Optimization of the template algorithm for slow queries provides the following benefits:

  • Improves efficiency and reduces computing resource consumption.

  • Optimizes the template algorithm for SQL statements of the same type. Only one SQL template is generated for SQL statements of the same type.

    • For example, the following original SQL statements are used:

      INSERT INTO study (name, age, score) VALUES ('jam', 10, 90)
      INSERT INTO study (name, age, score) VALUES ('jam', 10, 90),('sam', 11, 80)
    • Before optimization, the following SQL templates are generated:

      INSERT INTO study (name, age, score) VALUES ($0, $1, $2)
      INSERT INTO study (name, age, score) VALUES ($0, $1, $2),($3, $4, $5)
    • After optimization, the following SQL template is generated. The optimization prevents a large number of duplicate SQL templates. In this example, the two SQL templates obtained before optimization are essentially INSERT statements of the same type.

      INSERT INTO study (name, age, score) VALUES (?, ?, ?)
  • Generates SQL templates for DDL statements in a coarse-grained manner. For example, SQL templates generated for DDL statements in MySQL are classified into the following categories:

    "CREATE DATABASE ?", "CREATE TABLE ?", "CREATE INDEX ?", "CREATE VIEW ?", "ALTER DATABASE ?", "ALTER TABLE ?", "DROP DATABASE ?", "DROP TABLE ?", "DROP INDEX ?", "DROP VIEW ?", "TRUNCATE TABLE ?", "RENAME TABLE ?", "RENAME DATABASE ?"
  • Provides adequate slow query samples. Before optimization, the system samples at least one original slow SQL statement within 10 minutes. After optimization, the system samples each original slow SQL statement for each template. This facilitates troubleshooting.

Effective date

Starting December 13, 2023, the optimized template algorithm is used in Alibaba Cloud regions in phases.

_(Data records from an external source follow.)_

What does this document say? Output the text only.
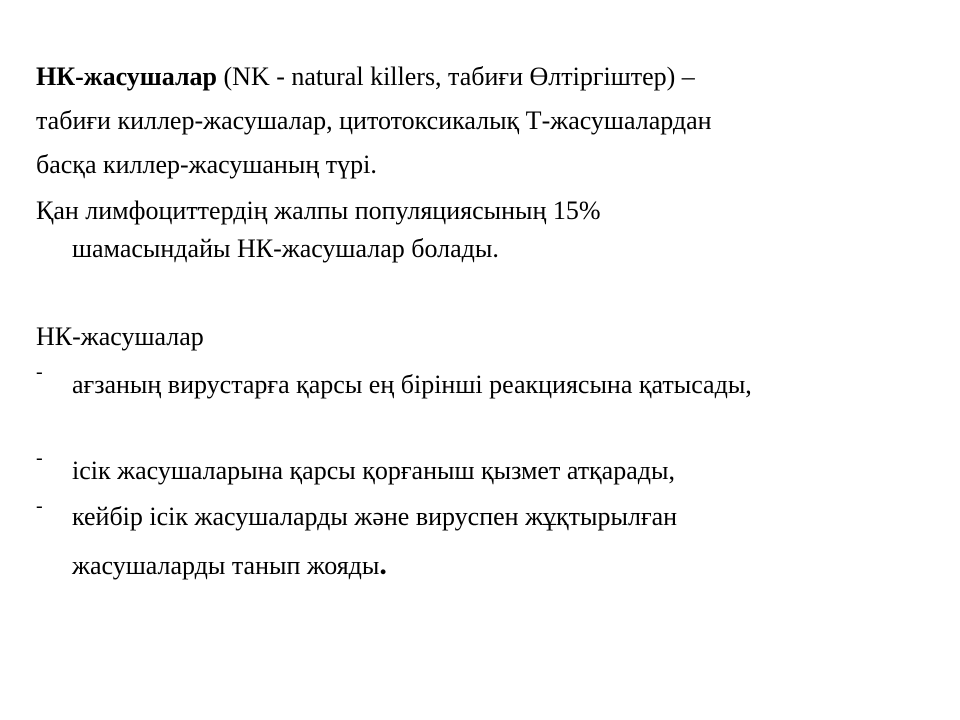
НК-жасушалар (NK - natural killers, табиғи Өлтіргіштер) –
табиғи киллер-жасушалар, цитотоксикалық Т-жасушалардан
басқа киллер-жасушаның түрі.
Қан лимфоциттердің жалпы популяциясының 15%
шамасындайы НК-жасушалар болады.
НК-жасушалар
- ағзаның вирустарға қарсы ең бірінші реакциясына қатысады,
- ісік жасушаларына қарсы қорғаныш қызмет атқарады,
- кейбір ісік жасушаларды және вируспен жұқтырылған
жасушаларды танып жояды.
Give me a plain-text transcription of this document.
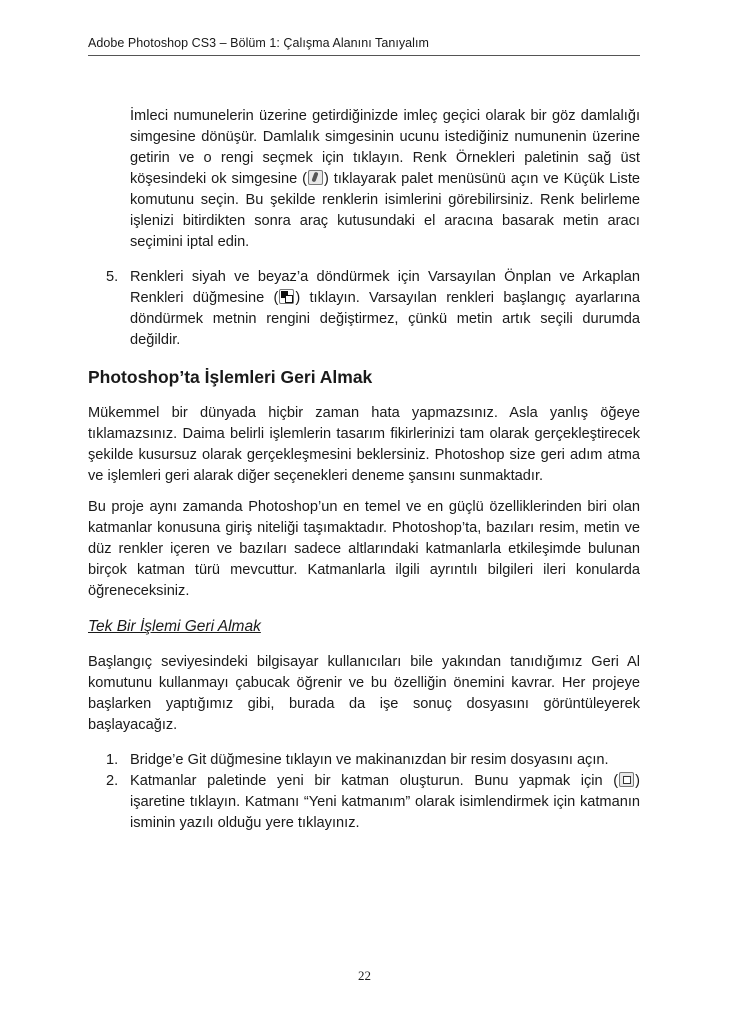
Adobe Photoshop CS3 – Bölüm 1: Çalışma Alanını Tanıyalım

İmleci numunelerin üzerine getirdiğinizde imleç geçici olarak bir göz damlalığı simgesine dönüşür. Damlalık simgesinin ucunu istediğiniz numunenin üzerine getirin ve o rengi seçmek için tıklayın. Renk Örnekleri paletinin sağ üst köşesindeki ok simgesine ( ) tıklayarak palet menüsünü açın ve Küçük Liste komutunu seçin. Bu şekilde renklerin isimlerini görebilirsiniz. Renk belirleme işlenizi bitirdikten sonra araç kutusundaki el aracına basarak metin aracı seçimini iptal edin.

5. Renkleri siyah ve beyaz’a döndürmek için Varsayılan Önplan ve Arkaplan Renkleri düğmesine ( ) tıklayın. Varsayılan renkleri başlangıç ayarlarına döndürmek metnin rengini değiştirmez, çünkü metin artık seçili durumda değildir.
Photoshop’ta İşlemleri Geri Almak

Mükemmel bir dünyada hiçbir zaman hata yapmazsınız. Asla yanlış öğeye tıklamazsınız. Daima belirli işlemlerin tasarım fikirlerinizi tam olarak gerçekleştirecek şekilde kusursuz olarak gerçekleşmesini beklersiniz. Photoshop size geri adım atma ve işlemleri geri alarak diğer seçenekleri deneme şansını sunmaktadır.

Bu proje aynı zamanda Photoshop’un en temel ve en güçlü özelliklerinden biri olan katmanlar konusuna giriş niteliği taşımaktadır. Photoshop’ta, bazıları resim, metin ve düz renkler içeren ve bazıları sadece altlarındaki katmanlarla etkileşimde bulunan birçok katman türü mevcuttur. Katmanlarla ilgili ayrıntılı bilgileri ileri konularda öğreneceksiniz.

Tek Bir İşlemi Geri Almak

Başlangıç seviyesindeki bilgisayar kullanıcıları bile yakından tanıdığımız Geri Al komutunu kullanmayı çabucak öğrenir ve bu özelliğin önemini kavrar. Her projeye başlarken yaptığımız gibi, burada da işe sonuç dosyasını görüntüleyerek başlayacağız.

1. Bridge’e Git düğmesine tıklayın ve makinanızdan bir resim dosyasını açın.
2. Katmanlar paletinde yeni bir katman oluşturun. Bunu yapmak için ( ) işaretine tıklayın. Katmanı “Yeni katmanım” olarak isimlendirmek için katmanın isminin yazılı olduğu yere tıklayınız.
22
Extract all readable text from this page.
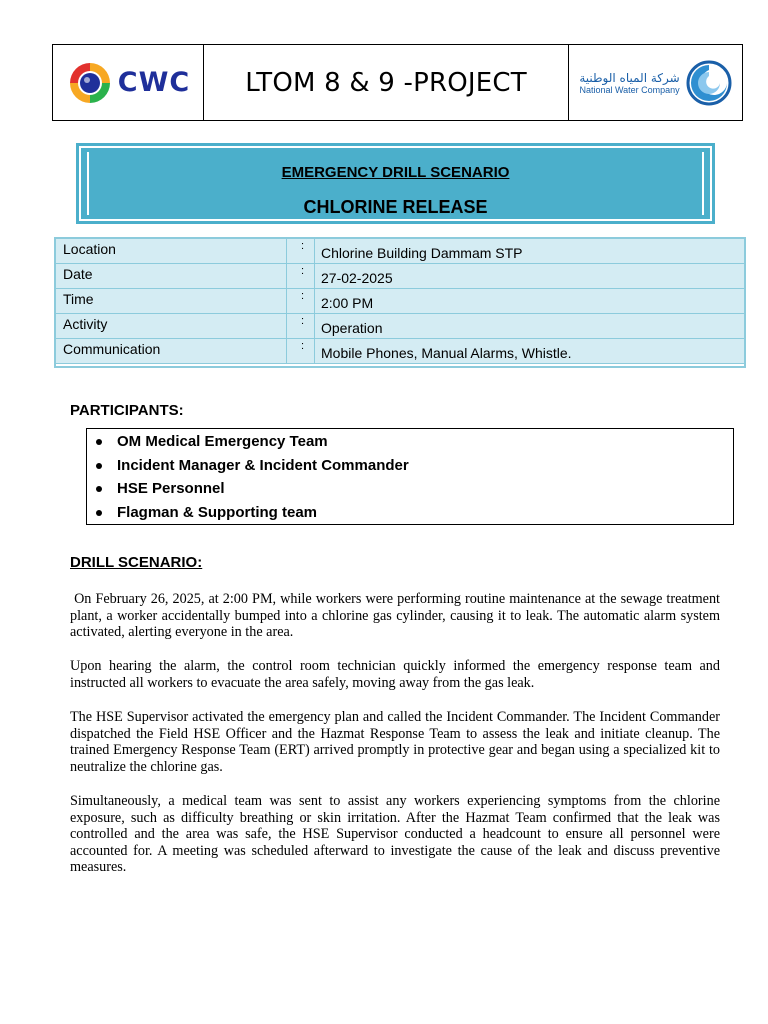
CWC LTOM 8 & 9 -PROJECT	شركة المياه الوطنية
National Water Company
EMERGENCY DRILL SCENARIO
CHLORINE RELEASE
Location	:	Chlorine Building Dammam STP
Date	:	27-02-2025
Time	:	2:00 PM
Activity	:	Operation
Communication	:	Mobile Phones, Manual Alarms, Whistle.
PARTICIPANTS:
OM Medical Emergency Team
Incident Manager & Incident Commander
HSE Personnel
Flagman & Supporting team
DRILL SCENARIO:
On February 26, 2025, at 2:00 PM, while workers were performing routine maintenance at the sewage treatment plant, a worker accidentally bumped into a chlorine gas cylinder, causing it to leak. The automatic alarm system activated, alerting everyone in the area.
Upon hearing the alarm, the control room technician quickly informed the emergency response team and instructed all workers to evacuate the area safely, moving away from the gas leak.
The HSE Supervisor activated the emergency plan and called the Incident Commander. The Incident Commander dispatched the Field HSE Officer and the Hazmat Response Team to assess the leak and initiate cleanup. The trained Emergency Response Team (ERT) arrived promptly in protective gear and began using a specialized kit to neutralize the chlorine gas.
Simultaneously, a medical team was sent to assist any workers experiencing symptoms from the chlorine exposure, such as difficulty breathing or skin irritation. After the Hazmat Team confirmed that the leak was controlled and the area was safe, the HSE Supervisor conducted a headcount to ensure all personnel were accounted for. A meeting was scheduled afterward to investigate the cause of the leak and discuss preventive measures.
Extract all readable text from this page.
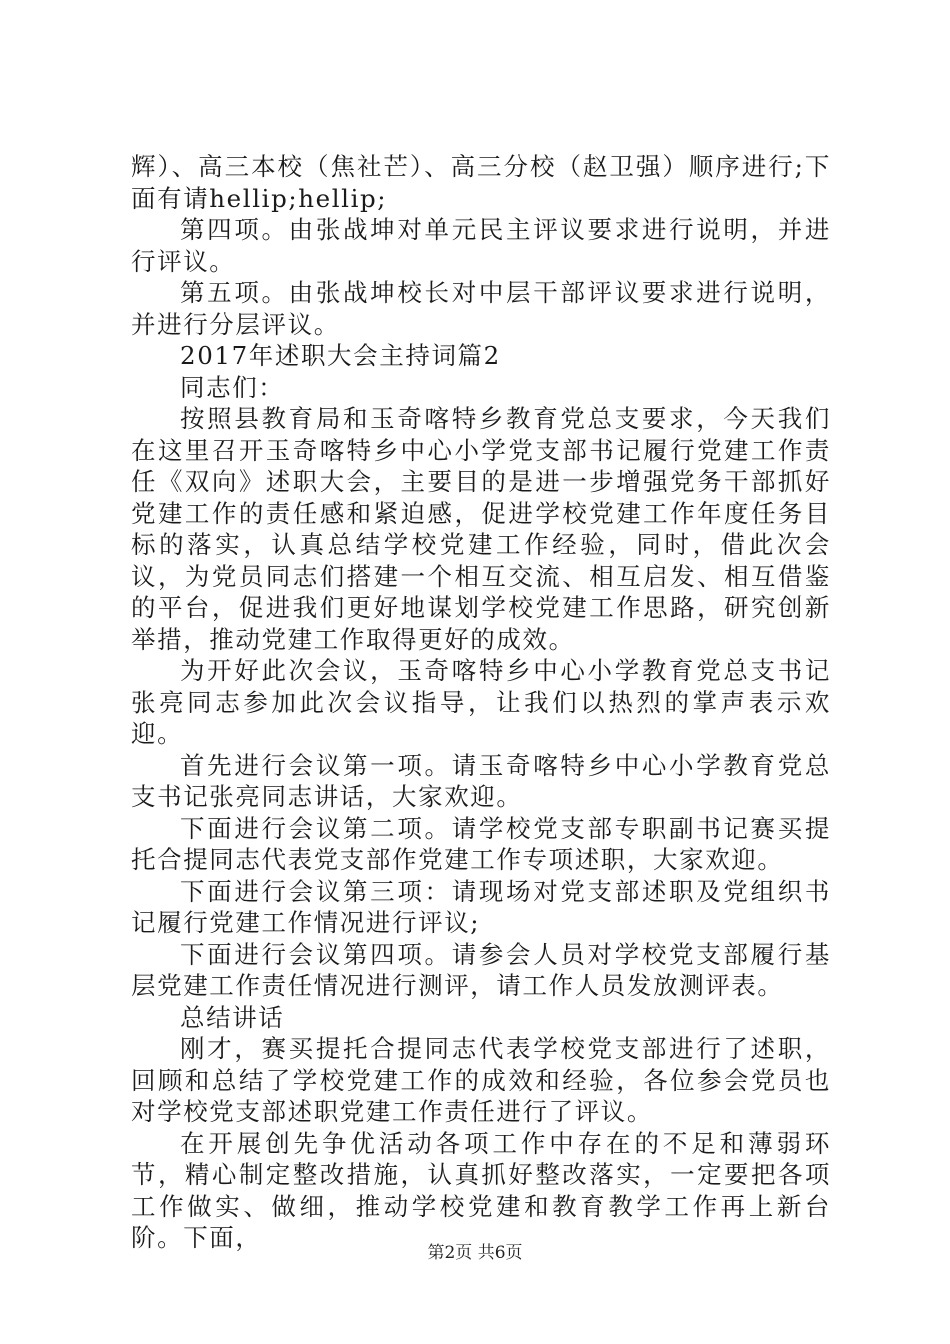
辉）、高三本校（焦社芒）、高三分校（赵卫强）顺序进行;下面有请hellip;hellip;

第四项。由张战坤对单元民主评议要求进行说明，并进行评议。

第五项。由张战坤校长对中层干部评议要求进行说明，并进行分层评议。

2017年述职大会主持词篇2

同志们：

按照县教育局和玉奇喀特乡教育党总支要求，今天我们在这里召开玉奇喀特乡中心小学党支部书记履行党建工作责任《双向》述职大会，主要目的是进一步增强党务干部抓好党建工作的责任感和紧迫感，促进学校党建工作年度任务目标的落实，认真总结学校党建工作经验，同时，借此次会议，为党员同志们搭建一个相互交流、相互启发、相互借鉴的平台，促进我们更好地谋划学校党建工作思路，研究创新举措，推动党建工作取得更好的成效。

为开好此次会议，玉奇喀特乡中心小学教育党总支书记张亮同志参加此次会议指导，让我们以热烈的掌声表示欢迎。

首先进行会议第一项。请玉奇喀特乡中心小学教育党总支书记张亮同志讲话，大家欢迎。

下面进行会议第二项。请学校党支部专职副书记赛买提托合提同志代表党支部作党建工作专项述职，大家欢迎。

下面进行会议第三项：请现场对党支部述职及党组织书记履行党建工作情况进行评议;

下面进行会议第四项。请参会人员对学校党支部履行基层党建工作责任情况进行测评，请工作人员发放测评表。

总结讲话

刚才，赛买提托合提同志代表学校党支部进行了述职，回顾和总结了学校党建工作的成效和经验，各位参会党员也对学校党支部述职党建工作责任进行了评议。

在开展创先争优活动各项工作中存在的不足和薄弱环节，精心制定整改措施，认真抓好整改落实，一定要把各项工作做实、做细，推动学校党建和教育教学工作再上新台阶。下面，

第2页 共6页
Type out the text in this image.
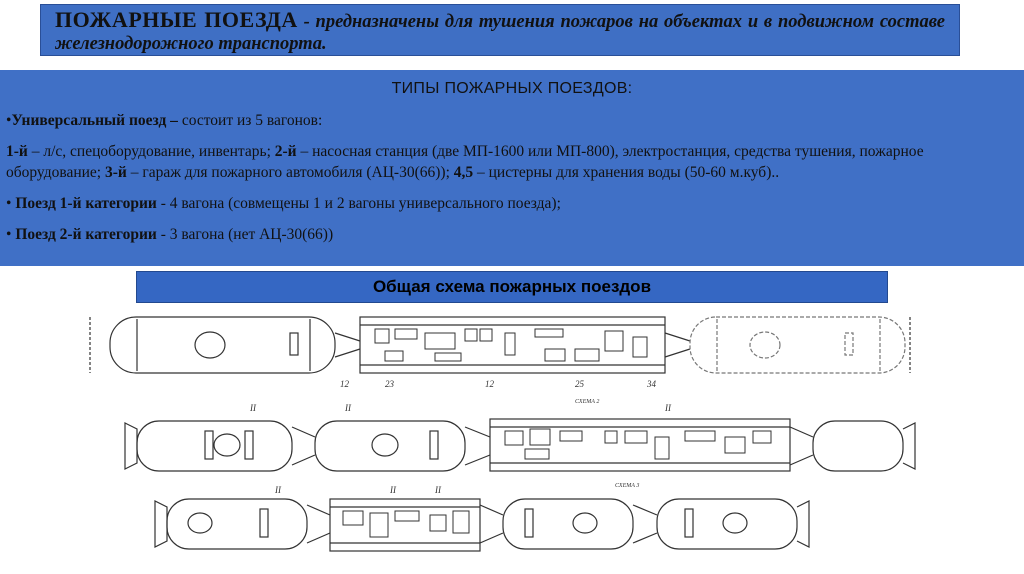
ПОЖАРНЫЕ ПОЕЗДА - предназначены для тушения пожаров на объектах и в подвижном составе железнодорожного транспорта.
ТИПЫ ПОЖАРНЫХ ПОЕЗДОВ:

•Универсальный поезд – состоит из 5 вагонов:

1-й – л/с, спецоборудование, инвентарь; 2-й – насосная станция (две МП-1600 или МП-800), электростанция, средства тушения, пожарное оборудование; 3-й – гараж для пожарного автомобиля (АЦ-30(66)); 4,5 – цистерны для хранения воды (50-60 м.куб)..

• Поезд 1-й категории - 4 вагона (совмещены 1 и 2 вагоны универсального поезда);

• Поезд 2-й категории - 3 вагона (нет АЦ-30(66))

Общая схема пожарных поездов
12	23	12	25	34
СХЕМА 2
II	II	II
СХЕМА 3
II	II	II
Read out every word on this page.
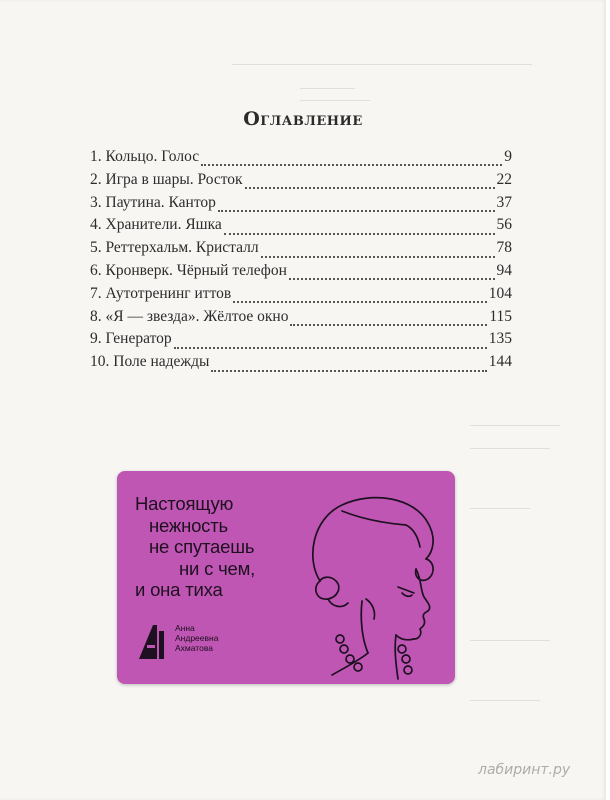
Оглавление
1. Кольцо. Голос	9
2. Игра в шары. Росток	22
3. Паутина. Кантор	37
4. Хранители. Яшка	56
5. Реттерхальм. Кристалл	78
6. Кронверк. Чёрный телефон	94
7. Аутотренинг иттов	104
8. «Я — звезда». Жёлтое окно	115
9. Генератор	135
10. Поле надежды	144
Настоящую
нежность
не спутаешь
ни с чем,
и она тиха
Анна
Андреевна
Ахматова
лабиринт.ру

Effective scope and impact

Effective scope

The following database engines support the optimization: ApsaraDB RDS for MySQL, ApsaraDB RDS for PostgreSQL, ApsaraDB RDS for SQL Server, ApsaraDB RDS for MariaDB, and PolarDB for MySQL.

Impact

When you call the DescribeSlowLogs or DescribeSlowLogRecords operation after the optimization, the value of the SQLHash parameter corresponding to the SQLText parameter changes. For example, the value of the SQLHash parameter corresponding to the select * from study statement changes from 1ea57614450625240886f90fd99f90b8 to 19d4d020ddcdfbda9399bf068934aa54 after the optimization. The SQLHash parameter indicates the unique identifier of an SQL statement, and the SQLText parameter indicates the specified SQL statement.

Related API operations

Database engine

Operation

Description

  • ApsaraDB RDS for MySQL

  • ApsaraDB RDS for PostgreSQL

  • ApsaraDB RDS for SQL Server

  • ApsaraDB RDS for MariaDB

DescribeSlowLogs

Queries the statistics on slow queries.

DescribeSlowLogRecords

Queries the details of slow queries.

PolarDB for MySQL

DescribeSlowLogs

Queries the statistics on slow queries in a PolarDB for MySQL cluster.

DescribeSlowLogRecords

Queries the details of slow queries in a PolarDB for MySQL cluster.